Igrzyska olimpijskie nie polegają na tym, że wymyśli je sobie Boniek z Białońskim i już jest sprawa załatwiona. Igrzyska muszą ci przyznać, a przecież twoimi kontrkandydatami mogą być Indie, Arabia Saudyjska, Zjednoczone Emiraty Arabskie, czy równie bogaty Katar. Nie zapominajmy, że niektóre kraje wydały ponad 20 miliardów dolarów na organizację IO, a Francja wydała prawie siedem miliardów euro na ubiegłoroczne igrzyska w Paryżu. Na dodatek miała też wsparcie z sektora prywatnego, co u nas, na dzień dzisiejszy, jest prawie niemożliwe.
Ale trzeba przyznać, że Ministerstwo Sportu i Turystyki podeszło do sprawy bardzo kompleksowo, gdyż starania o igrzyska w 2040 r. są zwieńczeniem ośmioletniej Strategii Rozwoju Sportu, którą wprowadzą wszystkie związki sportowe. Nie przekonuje to pana?
Ja tych szczegółów nie znałem. Patrzę na ideę igrzysk w Polsce z boku. Gdybym był w gremium zajmującym się igrzyskami, to bym się tym bardziej interesował. Ale podkreślam, na pewno sami sobie nie przyznamy organizacji igrzysk. Jestem ciekawy i na ten temat nie słyszałem żadnej analizy, kto się zajmie lobbingiem. Poza tym, na dzisiaj jak zaczniesz szukać w internecie, w mediach społecznościowych hasła "Igrzyska Olimpijskie Warszawa 2040", to niewiele znajdziesz. A inne kandydatury, na wcześniejsze edycje igrzysk już się wyraźnie promują. Tymczasem my z Warszawą w ogóle nie istniejemy! Natomiast zawsze można to zmienić. Dlatego podkreślam, jeśli chcemy zorganizować igrzyska, to róbmy to, ale z głową!

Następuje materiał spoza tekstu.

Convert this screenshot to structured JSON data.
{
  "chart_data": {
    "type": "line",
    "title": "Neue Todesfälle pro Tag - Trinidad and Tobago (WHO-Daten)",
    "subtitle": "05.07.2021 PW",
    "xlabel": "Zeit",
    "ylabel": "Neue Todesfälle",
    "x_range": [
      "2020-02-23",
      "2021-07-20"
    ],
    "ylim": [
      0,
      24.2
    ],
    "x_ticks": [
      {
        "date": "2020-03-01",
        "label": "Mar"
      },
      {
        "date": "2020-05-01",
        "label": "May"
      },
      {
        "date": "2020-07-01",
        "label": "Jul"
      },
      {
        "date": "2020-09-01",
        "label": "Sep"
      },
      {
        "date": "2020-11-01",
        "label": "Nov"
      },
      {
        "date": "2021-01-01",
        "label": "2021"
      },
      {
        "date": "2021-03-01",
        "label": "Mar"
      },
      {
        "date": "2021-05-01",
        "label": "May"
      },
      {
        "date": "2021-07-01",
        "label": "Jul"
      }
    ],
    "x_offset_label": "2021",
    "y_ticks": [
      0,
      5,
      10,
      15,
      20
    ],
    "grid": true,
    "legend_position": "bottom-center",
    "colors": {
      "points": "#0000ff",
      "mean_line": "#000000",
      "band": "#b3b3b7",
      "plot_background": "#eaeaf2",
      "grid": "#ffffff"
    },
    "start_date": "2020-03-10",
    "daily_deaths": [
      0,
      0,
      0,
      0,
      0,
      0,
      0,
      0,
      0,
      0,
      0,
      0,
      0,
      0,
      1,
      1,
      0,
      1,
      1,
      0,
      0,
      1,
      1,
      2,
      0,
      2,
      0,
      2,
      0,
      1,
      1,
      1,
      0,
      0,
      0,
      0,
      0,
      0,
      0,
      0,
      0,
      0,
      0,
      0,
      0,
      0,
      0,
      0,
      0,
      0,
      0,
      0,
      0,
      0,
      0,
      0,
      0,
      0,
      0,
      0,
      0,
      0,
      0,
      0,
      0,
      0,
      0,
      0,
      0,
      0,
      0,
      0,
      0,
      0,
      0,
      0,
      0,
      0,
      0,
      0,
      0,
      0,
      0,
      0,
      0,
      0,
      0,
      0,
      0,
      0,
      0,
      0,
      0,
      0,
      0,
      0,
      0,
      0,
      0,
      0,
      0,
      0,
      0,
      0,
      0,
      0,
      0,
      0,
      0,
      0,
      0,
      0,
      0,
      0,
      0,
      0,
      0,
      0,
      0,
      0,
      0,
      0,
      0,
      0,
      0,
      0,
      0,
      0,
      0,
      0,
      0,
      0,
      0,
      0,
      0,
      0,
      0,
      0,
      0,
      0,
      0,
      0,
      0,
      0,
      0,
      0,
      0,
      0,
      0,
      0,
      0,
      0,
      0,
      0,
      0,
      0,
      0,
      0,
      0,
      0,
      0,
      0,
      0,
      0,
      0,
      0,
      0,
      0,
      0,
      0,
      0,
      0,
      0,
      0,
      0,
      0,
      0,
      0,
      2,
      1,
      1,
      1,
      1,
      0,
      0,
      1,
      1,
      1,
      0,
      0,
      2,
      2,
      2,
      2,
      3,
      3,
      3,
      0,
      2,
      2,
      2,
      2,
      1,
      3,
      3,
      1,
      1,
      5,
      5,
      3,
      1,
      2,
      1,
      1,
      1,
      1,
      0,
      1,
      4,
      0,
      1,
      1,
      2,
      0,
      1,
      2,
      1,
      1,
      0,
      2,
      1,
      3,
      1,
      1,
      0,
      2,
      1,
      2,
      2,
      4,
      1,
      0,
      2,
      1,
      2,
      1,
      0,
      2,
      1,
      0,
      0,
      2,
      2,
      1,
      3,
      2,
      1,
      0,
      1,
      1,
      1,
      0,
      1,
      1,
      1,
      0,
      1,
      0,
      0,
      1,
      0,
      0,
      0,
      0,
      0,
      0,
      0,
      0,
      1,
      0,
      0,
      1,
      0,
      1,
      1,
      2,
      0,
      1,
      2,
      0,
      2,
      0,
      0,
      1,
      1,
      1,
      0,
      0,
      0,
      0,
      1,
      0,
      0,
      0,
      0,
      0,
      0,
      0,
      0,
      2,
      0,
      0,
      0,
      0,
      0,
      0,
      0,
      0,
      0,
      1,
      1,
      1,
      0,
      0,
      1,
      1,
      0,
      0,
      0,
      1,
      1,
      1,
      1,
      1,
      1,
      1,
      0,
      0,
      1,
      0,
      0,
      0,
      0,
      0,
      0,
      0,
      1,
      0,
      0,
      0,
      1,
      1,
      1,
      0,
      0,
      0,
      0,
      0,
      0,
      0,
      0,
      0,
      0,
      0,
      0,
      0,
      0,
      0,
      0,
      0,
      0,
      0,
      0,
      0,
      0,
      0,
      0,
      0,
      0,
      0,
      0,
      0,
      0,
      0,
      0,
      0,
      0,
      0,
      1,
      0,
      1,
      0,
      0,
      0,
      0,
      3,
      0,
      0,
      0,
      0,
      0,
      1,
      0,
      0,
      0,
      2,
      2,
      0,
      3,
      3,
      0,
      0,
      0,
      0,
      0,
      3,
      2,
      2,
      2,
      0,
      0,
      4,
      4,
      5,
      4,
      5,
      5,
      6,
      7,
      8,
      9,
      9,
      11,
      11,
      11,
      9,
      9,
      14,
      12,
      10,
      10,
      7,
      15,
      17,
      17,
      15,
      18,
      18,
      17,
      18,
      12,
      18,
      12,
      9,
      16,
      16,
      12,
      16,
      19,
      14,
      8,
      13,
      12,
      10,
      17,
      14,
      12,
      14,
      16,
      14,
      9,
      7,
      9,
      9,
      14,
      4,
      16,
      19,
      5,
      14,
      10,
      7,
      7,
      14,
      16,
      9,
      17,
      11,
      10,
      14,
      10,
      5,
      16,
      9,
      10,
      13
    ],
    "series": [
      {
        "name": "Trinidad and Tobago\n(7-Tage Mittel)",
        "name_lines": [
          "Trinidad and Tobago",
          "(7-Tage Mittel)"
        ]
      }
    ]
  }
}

Jak pan reaguje na to, że prezes PKOl-u Radosław Piesiewicz ma pretensje do wiceprezesów Adama Korola, Tomasza Chamery i Mariana Kmity, o to, że dali się zaprosić Ministerstwu Sportu i Turystyki na Kongresie Sportu Powszechnego, na którym omawiano strategię dla naszego sportu, ale również kwestię organizacji IO w 2040 r.?
Trudno mi się na ten temat wypowiedzieć, bo nie znam szczegółów tej sytuacji. Pewne jest jedno: gdybym ja był prezesem PZPN-u i gdyby mi trzech wiceprezesów zaprosili do jakiejś organizacji, do jakiegoś gremium, to przede wszystkim najpierw by się mnie o to zapytali. Natomiast dlaczego się nie pytali prezesa Piesiewicza, to już jest inna para kaloszy.